When supermarkets come to town, they wreck local businesses, set up a flow of money out of the community, increase traffic, and generally act like bullies who think they’re too big to fall. They make use of workfare labourers to save themselves hiring temp workers in rush periods, they override planning permission, and once they’ve shut down all the local “competition”, you can’t even boycott them, because where else can you shop?
When was the last time you read something really radical in the Guardian?

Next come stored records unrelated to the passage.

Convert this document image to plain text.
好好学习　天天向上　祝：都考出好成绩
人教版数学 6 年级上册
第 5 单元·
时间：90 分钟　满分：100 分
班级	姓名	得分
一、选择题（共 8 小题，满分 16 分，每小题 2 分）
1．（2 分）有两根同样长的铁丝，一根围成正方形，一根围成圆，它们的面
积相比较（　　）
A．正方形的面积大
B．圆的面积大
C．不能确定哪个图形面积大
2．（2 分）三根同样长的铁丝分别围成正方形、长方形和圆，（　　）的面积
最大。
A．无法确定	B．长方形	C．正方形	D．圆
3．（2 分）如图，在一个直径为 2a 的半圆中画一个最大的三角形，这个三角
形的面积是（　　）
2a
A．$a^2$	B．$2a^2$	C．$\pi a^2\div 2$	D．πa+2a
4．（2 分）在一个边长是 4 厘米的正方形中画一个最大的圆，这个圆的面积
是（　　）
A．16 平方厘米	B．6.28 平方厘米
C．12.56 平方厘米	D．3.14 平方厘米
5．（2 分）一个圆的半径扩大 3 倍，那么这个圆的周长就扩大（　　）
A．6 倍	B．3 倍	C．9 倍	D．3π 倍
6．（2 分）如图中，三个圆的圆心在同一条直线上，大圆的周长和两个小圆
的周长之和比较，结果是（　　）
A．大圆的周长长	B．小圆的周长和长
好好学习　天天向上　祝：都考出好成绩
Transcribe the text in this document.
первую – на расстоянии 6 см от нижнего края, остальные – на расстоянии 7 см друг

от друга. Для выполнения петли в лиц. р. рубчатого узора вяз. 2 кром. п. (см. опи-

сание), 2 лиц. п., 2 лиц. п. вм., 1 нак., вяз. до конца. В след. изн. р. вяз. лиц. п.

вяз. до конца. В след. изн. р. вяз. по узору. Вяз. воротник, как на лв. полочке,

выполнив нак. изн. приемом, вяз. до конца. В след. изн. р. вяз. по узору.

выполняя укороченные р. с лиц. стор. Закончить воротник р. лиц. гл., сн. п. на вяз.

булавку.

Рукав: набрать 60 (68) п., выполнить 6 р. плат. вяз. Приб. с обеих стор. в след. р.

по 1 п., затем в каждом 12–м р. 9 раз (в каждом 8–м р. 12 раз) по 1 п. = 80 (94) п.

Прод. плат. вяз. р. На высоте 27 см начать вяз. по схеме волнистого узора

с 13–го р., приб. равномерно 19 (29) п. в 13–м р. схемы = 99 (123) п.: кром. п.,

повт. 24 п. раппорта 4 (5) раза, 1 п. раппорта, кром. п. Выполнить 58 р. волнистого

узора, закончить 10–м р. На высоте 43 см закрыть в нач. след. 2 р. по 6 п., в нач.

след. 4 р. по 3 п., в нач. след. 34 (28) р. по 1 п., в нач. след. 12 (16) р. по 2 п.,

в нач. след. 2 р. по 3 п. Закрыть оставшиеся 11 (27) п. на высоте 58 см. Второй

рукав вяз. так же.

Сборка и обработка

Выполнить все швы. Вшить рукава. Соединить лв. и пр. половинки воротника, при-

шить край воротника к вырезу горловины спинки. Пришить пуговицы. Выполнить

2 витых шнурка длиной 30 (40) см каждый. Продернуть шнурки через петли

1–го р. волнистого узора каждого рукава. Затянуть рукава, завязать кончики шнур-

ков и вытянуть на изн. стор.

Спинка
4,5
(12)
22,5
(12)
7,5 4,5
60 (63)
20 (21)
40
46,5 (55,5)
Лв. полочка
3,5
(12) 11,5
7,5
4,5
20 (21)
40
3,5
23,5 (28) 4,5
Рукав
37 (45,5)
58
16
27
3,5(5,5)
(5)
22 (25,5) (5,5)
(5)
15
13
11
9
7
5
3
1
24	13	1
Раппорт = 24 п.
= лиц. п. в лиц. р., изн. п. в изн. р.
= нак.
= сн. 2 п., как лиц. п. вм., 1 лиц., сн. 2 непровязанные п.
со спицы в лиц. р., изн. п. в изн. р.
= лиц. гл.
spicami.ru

What is to be done? Oddly enough, perhaps one mad answer lies in the other Tesco-related story of the week. Just possibly – and obviously entirely unwittingly – shoplifting chef Antony Worrall Thompson has suggested an act of civil disobedience. If a critical mass of shoppers were to decide to do a Wozza for moral reasons, then the robotic scanners would become less economically viable than human checkout workers. Pilfering from Tesco would become a political act. – Marina Hyde in the Guardian
*sings* You can get anything you want at Alice’s Restaurant
Because: You know, if one person, just one person does it they may think he’s really sick and they won’t take him. And if two people, two people do it, in harmony, they may think they’re both faggots and they won’t take either of them. And three people do it, three, can you imagine, three people walking in singin a bar of Alice’s Restaurant and walking out. They may think it’s an organization. And can you, can you imagine fifty people a day, I said fifty people a day walking in singin a bar of Alice’s Restaurant and walking out. And friends, they may think it’s a movement.
Except in honour of the man who inspired it all perhaps it ought to be You can get anything you want at AWT’s Restaurant.
After all, since Tesco had approved Bob Robbins, head of Tesco’s UK stores, making £47,450 by selling Tesco shares when he had insider information that their value was going to drop, you’d have to steal an awful lot of cheap cheese to even approach the kind of shady dealing that Tesco’s chief executive, Philip Clarke, says was just fine: Robbins sold 50,000 shares for £202,250 just 3 days before they dropped so substantially in value, for “necessary family expenditure”, and haven’t we all had Christmases like that?
Carole Cadwalladr in the Observer:
It’s probably not a good idea to break the law and helping yourself to items from Tesco’s deli counter isn’t to be recommended. But when the chief operating officer sells his shares eight days before last week’s profits warning, netting himself £200,000, isn’t that a bit obvious and offensive too? The company has defended Bob Robbins’s actions. Of course. But there are some who say pocketing £200,000 is a greater offence than taking a tub of reduced-for-quick-sale coleslaw. That Phil Clarke’s multimillion pound bonus somewhat overshadows the price of a packet of cheese.